El 21 de enero de 1994 quedó grabado a fuego en la memoria de Puerto Madryn y del país. Aquella tarde de calor extremo, viento cambiante y decisiones erradas terminó con la vida de 25 integrantes del Cuerpo de Bomberos Voluntarios, entre ellos once menores de edad, algunos de apenas 11 y 12 años, que jamás debieron estar combatiendo un incendio.
Fue la mayor tragedia en la historia de los bomberos argentinos y una de las más graves a nivel mundial.
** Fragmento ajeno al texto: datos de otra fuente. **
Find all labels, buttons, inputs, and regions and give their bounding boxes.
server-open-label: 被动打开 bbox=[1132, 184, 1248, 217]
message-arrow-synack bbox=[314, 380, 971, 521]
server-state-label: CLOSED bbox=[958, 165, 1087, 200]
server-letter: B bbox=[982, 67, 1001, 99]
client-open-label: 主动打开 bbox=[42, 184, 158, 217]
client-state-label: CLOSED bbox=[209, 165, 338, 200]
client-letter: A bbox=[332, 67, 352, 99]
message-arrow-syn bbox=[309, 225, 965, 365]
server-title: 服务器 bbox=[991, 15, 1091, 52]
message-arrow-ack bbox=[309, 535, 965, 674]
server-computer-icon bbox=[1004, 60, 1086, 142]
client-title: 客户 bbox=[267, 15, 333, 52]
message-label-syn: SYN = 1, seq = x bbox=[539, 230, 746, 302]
Un incendio de pastizales, que comenzó en las afueras de la ciudad, se transformó en una trampa mortal cuando el viento dio vuelta y levantó una pared de fuego imposible de sortear. Ninguno murió quemado: todos fallecieron asfixiados, atrapados por el humo y los gases calientes.
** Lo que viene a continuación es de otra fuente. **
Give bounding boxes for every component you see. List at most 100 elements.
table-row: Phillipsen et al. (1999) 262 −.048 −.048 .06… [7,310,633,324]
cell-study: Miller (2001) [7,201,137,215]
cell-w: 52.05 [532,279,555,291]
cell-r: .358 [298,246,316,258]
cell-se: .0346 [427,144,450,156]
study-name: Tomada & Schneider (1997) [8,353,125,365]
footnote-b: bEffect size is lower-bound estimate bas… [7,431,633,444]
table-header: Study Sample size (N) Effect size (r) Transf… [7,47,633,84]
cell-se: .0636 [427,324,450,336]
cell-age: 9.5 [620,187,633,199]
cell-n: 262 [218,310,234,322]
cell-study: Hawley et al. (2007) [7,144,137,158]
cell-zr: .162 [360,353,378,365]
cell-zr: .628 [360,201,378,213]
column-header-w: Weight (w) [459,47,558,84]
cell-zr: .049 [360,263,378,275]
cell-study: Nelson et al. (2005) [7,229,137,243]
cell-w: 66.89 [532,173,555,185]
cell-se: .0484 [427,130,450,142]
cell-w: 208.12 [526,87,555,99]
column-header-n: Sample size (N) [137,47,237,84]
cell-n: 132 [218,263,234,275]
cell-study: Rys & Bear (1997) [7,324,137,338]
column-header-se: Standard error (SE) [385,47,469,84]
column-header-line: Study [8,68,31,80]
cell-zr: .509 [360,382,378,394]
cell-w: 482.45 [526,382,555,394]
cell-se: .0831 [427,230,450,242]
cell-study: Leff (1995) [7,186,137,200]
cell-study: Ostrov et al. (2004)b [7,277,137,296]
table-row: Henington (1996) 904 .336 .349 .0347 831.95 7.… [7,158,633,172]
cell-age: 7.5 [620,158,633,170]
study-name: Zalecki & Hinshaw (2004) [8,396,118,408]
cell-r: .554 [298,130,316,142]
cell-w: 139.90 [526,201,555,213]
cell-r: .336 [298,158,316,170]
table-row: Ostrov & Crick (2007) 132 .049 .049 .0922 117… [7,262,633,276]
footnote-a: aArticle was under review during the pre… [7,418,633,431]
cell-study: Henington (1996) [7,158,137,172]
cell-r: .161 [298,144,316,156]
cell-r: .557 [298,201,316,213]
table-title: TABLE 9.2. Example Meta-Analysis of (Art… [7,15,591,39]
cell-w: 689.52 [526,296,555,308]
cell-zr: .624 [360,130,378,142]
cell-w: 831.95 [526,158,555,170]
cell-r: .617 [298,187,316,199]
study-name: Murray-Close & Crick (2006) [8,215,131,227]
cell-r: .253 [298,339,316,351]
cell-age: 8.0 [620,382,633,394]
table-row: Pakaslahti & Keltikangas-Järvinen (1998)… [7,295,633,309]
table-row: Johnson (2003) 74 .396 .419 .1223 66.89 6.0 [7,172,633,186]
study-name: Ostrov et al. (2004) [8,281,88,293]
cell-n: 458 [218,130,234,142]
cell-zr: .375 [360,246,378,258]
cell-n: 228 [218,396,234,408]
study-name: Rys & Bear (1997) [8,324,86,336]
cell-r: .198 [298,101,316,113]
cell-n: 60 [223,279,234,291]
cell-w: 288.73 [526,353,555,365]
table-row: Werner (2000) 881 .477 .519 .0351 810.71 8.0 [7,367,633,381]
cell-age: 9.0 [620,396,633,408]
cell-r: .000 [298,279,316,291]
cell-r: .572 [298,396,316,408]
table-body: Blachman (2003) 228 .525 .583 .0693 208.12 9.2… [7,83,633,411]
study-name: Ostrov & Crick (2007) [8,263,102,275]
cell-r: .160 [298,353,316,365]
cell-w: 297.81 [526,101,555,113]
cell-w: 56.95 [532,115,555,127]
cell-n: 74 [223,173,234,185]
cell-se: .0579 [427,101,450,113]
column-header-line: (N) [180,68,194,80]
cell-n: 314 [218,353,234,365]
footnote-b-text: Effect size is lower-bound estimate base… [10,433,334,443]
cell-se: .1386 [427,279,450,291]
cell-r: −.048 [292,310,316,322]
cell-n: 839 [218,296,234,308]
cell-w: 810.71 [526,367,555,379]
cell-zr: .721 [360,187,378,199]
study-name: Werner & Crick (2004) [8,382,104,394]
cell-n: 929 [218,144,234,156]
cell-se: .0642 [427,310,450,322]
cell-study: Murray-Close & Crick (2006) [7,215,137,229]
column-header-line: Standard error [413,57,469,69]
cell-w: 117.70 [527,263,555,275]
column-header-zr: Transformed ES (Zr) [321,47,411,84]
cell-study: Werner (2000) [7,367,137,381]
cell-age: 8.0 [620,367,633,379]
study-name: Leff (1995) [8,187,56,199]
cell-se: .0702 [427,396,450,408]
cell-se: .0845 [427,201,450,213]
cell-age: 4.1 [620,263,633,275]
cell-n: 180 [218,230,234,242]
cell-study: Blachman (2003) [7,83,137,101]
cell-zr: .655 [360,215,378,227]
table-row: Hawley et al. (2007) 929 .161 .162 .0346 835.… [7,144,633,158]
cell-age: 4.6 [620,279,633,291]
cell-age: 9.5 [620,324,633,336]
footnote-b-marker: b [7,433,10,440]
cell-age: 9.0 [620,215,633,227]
Ese viernes Madryn vivía una tarde típica de verano. Muchos estaban en la playa cuando, pasado el mediodía, una columna de humo comenzó a elevarse a unos 15 kilómetros de la ciudad, cerca de la rotonda de acceso por Ruta 3, en un campo lindero perteneciente a Ana Gallastegui. El aviso llegó a la policía y, a las 14:30, el llamado activó al cuartel de bomberos.
Dos dotaciones salieron primero, a cargo de Daniel Zárate y Cristian Meriño. Avanzaron campo adentro, atravesando la vegetación seca de la meseta patagónica: jarilla, piquillín, coirón, molles y pequeños algarrobos, un combustible natural perfecto para el fuego. Dos horas después llegó el tercer grupo, comandado por el suboficial principal José Luis Manchula, de 23 años, quien ese día era la máxima autoridad presente en el cuartel.
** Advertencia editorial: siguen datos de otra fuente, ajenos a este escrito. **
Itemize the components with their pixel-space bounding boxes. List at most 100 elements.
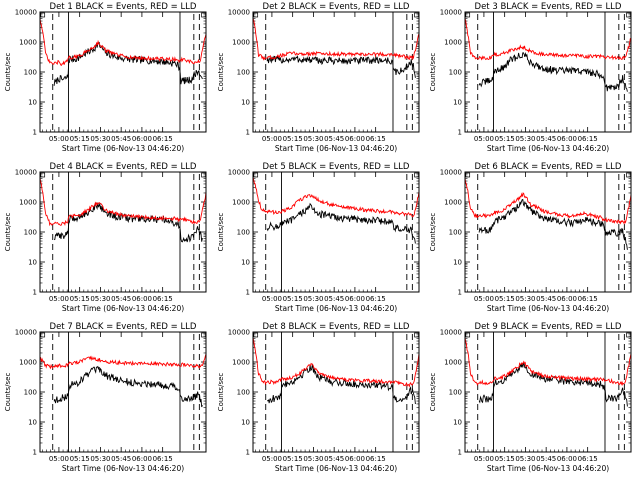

Ese grupo llevaba consigo la marca más dolorosa de la tragedia: menores de edad, algunos niños, con equipamiento precario, overoles, botas de goma y hasta ojotas. Cinco handies para comunicarse. Nada más.
Cuando comenzaron a combatir las llamas, la temperatura rondaba los 29 grados y el viento ya había aumentado su velocidad. A las 17:20, una ráfaga de casi 40 km/h cambió abruptamente la dirección del fuego. Las llamas crecieron hasta los seis metros de altura.
Desde otro sector, el sargento Julio Laportilla intentó comunicarse por radio. Meriño respondió: estaban bien. Del grupo de Manchula, silencio. Minutos después llegó el pedido de auxilio. Laportilla intentó avanzar, pero el fuego lo obligó a retroceder. Creyó —con la esperanza como única aliada— que habían logrado escapar. No fue así.
Entre las 18 y las 18:15, los radiotransmisores captaron los últimos pedidos de ayuda. El informe pericial consignó que el último llamado correspondía “probablemente a la voz de un menor, con marcada desesperación”. Después, nada. El grupo fue declarado desaparecido.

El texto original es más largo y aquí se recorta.